All gun buyers should be subject to a background check.
The overall length of short barreled rifles under the NFA should be measured with folding stocks folded, since someone trying to conceal such a gun would fold the stock.
High capacity magazines holding 10 or more rounds should be regulated as Title II NFA weapons. Current owners of such magazines who don't want to comply with those regulations should be allowed sell them to government at a fair price, exchange them for lower capacity magazines, or convert them or have them converted to lower capacity magazines.
Looking at mass shootings since 1982, it seems that killers with military-size magazines holding 20-35 rounds were significantly more lethal than those with magazines holding 10 or less.This is unsurprising, since this is the size favored for the primary weapons carried by most soldiers on the modern battlefield. In the Mother Jones database of mass shootings, shooters with guns holding ten rounds or less killed about 7.1 victims per shooter. Those with 20-35 round magazines killed 10.3 victims each.
Magazines holding over 10 but less than 20 rounds are currently popular choices for modern semiautomatic pistols and offer increased firepower for defensive use. New production for civilian use was illegal under the Federal Assault Weapon Ban (AWB) of 1994. For mass shooters, they increased lethality only modestly, to 8.3 victims each. Oversized magazines holding more than 35 rounds were not significantly more lethal than those holding ten rounds or less, probably because of an increased tendency to jam. Such large magazines are rarely used for military assault rifles or machine pistols, probably for the same reason.
In spite of the enormous stock of pre-1994 high capacity magazines grandfathered under the Assault Weapons Ban, the ban seems to have eventually had a significant effect on criminal use of such magazines. These gains were reversed after the act lapsed.
The ban seems to have been somewhat effective at keeping the most lethal 20-35 round magazines out of the hands of mass shooters. Only three shootings that I know of used that size magazine while the act was in force from 1994-2004, the Caltrans maintenance yard shooting of 1997, Westside Middle School, and Columbine, compared to five since it lapsed. Six deaths per mass shooter was the norm during the ban, and nine per shooter since.
It has been argued that magazine capacity has little impact on criminal lethality, since a shooter could simply carry more magazines and reload more often. And yet at least three mass shooters were subdued while trying to reload: the Long Island Rail Road shooter of 1993. the Thurston High School shooter of 1998, and the shooter of Gabrielle Giffords and others in 2011, in spite of the wide availability of high capacity magazines that allowed the shooter to fire many shots without reloading during most of the period since 1982.

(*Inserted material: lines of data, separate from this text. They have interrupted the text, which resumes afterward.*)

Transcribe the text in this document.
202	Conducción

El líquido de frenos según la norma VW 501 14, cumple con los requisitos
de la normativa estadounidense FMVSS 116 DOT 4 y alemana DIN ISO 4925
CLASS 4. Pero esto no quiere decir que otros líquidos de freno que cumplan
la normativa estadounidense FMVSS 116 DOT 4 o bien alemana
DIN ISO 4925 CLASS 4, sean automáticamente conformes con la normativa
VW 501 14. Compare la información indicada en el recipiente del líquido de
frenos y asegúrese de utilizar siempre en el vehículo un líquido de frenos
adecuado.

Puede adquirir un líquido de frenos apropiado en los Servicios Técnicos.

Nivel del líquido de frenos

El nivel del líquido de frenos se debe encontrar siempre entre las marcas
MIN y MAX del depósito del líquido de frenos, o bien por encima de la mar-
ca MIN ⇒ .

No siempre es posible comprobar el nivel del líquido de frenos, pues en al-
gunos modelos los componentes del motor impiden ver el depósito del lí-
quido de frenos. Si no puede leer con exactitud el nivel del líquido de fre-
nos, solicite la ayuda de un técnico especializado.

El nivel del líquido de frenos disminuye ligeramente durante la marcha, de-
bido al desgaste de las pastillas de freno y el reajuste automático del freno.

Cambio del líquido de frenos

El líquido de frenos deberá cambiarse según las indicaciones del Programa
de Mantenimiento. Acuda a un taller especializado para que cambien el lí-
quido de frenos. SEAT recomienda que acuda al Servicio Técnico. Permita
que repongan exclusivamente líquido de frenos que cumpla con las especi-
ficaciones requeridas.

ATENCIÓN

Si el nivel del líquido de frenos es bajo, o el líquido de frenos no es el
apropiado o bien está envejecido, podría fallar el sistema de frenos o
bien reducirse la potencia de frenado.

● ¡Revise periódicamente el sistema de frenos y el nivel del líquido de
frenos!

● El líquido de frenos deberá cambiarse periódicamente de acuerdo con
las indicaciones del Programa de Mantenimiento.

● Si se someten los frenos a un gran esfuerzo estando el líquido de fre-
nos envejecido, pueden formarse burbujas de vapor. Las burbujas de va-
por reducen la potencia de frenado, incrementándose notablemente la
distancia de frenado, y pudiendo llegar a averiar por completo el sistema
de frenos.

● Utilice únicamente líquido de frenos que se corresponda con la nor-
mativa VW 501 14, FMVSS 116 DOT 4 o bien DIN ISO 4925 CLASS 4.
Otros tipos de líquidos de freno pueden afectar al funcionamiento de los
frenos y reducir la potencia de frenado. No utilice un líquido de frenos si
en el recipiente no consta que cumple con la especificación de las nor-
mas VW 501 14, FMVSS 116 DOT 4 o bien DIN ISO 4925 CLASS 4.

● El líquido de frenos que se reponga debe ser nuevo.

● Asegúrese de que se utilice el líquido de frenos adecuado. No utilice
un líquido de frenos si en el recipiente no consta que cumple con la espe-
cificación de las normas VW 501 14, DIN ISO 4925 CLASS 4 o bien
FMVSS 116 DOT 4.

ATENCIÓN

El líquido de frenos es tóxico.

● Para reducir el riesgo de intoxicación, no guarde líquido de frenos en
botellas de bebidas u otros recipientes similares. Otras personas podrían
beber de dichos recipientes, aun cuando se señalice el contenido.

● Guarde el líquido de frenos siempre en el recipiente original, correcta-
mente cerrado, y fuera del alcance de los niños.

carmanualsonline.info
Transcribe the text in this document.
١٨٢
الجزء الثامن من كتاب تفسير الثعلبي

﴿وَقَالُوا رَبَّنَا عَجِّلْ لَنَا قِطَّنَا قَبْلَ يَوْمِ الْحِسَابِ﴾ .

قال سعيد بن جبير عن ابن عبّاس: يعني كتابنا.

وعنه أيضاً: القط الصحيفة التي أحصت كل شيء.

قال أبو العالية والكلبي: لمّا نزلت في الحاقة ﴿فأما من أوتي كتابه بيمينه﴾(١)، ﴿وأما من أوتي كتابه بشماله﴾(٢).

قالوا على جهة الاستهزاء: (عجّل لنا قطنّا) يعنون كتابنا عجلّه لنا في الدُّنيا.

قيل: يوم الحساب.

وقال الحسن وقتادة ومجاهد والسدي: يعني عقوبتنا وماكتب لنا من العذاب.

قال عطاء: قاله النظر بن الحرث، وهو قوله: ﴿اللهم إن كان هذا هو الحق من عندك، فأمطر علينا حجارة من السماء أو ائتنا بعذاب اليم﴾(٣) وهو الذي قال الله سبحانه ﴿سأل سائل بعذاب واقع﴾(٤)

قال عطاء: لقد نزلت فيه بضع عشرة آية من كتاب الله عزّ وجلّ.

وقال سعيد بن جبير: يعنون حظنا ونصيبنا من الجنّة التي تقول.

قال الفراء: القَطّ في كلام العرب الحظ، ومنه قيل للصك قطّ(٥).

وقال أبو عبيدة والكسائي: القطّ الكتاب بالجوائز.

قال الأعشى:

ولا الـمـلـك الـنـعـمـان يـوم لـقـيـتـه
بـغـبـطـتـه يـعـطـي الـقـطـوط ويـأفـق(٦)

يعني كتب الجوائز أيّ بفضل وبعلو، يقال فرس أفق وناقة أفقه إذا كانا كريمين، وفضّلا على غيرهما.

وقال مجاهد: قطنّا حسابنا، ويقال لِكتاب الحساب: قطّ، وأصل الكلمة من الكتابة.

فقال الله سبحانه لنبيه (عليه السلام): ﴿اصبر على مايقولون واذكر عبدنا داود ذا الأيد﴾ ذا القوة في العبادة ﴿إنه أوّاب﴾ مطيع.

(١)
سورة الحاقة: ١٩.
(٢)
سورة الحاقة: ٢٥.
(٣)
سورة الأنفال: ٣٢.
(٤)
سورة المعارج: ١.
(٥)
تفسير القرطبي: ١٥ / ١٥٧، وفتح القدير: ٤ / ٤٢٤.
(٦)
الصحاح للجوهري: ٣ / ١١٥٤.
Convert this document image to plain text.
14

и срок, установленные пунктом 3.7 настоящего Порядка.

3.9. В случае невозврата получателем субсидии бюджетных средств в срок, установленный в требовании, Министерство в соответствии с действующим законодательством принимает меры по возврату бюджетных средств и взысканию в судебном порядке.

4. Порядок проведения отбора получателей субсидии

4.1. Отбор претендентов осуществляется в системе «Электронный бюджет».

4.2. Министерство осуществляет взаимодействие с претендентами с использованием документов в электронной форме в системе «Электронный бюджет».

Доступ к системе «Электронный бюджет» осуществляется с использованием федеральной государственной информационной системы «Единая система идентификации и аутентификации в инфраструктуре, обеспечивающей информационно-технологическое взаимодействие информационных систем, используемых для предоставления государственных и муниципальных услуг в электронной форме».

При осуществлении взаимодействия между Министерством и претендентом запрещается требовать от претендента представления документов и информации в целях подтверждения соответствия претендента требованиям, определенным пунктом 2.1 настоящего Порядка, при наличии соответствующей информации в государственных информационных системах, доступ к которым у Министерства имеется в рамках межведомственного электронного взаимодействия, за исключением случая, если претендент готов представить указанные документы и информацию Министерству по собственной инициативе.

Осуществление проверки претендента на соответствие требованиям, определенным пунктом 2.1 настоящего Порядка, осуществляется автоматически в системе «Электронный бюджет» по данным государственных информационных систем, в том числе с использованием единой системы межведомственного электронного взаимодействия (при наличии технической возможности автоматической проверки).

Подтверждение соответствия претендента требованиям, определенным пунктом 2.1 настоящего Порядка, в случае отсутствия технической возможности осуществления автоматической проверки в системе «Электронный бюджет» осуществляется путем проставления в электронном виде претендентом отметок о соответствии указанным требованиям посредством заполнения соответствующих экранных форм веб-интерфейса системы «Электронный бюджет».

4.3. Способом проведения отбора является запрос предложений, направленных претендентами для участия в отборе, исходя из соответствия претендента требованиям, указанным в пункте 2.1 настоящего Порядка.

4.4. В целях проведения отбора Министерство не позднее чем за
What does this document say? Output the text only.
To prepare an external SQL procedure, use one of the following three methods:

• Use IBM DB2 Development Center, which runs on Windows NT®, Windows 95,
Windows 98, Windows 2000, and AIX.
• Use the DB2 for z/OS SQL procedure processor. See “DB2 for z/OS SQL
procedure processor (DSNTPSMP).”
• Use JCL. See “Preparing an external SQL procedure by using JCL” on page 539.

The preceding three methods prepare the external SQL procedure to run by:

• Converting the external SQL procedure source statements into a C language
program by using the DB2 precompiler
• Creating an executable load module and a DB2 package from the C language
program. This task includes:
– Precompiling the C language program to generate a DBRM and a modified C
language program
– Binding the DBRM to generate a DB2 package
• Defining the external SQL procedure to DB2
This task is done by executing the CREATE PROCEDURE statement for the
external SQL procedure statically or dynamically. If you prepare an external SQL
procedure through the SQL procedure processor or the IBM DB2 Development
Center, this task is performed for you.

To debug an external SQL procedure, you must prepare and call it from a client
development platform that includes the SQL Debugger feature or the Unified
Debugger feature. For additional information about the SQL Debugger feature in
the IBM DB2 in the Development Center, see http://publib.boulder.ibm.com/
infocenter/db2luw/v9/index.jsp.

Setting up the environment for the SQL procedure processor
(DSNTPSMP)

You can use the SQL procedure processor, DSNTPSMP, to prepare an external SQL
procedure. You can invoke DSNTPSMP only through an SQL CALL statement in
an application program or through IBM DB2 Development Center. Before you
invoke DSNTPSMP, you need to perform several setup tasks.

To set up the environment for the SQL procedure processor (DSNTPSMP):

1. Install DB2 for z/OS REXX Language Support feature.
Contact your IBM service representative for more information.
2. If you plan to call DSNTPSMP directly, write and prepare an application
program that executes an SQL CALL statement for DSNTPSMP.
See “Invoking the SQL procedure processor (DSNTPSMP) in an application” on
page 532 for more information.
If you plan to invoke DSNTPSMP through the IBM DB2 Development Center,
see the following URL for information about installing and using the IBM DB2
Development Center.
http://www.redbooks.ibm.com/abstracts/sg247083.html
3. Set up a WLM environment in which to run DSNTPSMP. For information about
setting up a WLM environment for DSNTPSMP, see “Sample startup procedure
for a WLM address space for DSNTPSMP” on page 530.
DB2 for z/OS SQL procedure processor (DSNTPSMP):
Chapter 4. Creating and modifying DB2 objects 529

It has been argued that mass shootings are only a small subset of gun homicides. This is true, but policies that reduce the body count in mass shootings will also reduce the body count in homicides by criminals.
There is some evidence that the AWB had a positive affect on the broader impact of shooting casualties. Shooting deaths were rising before 1994, and fell during the 1994-2004 period. They were roughly flat after the act lapsed in 2004, but there was a significant countervailing factor. Gunshot wounds increased significantly after 2004. The only reason the death count did not rise correspondingly was that better emergency room treatment saved more victims.
No further federal regulations of assault weapons, as defined in the Federal Assault Weapons Ban of 1994, are desirable. Regulations should concentrate on the objective considerations of magazine capacity and concealability.
States and municipalities should not be prevented from setting reasonable safety training standards for gun owners.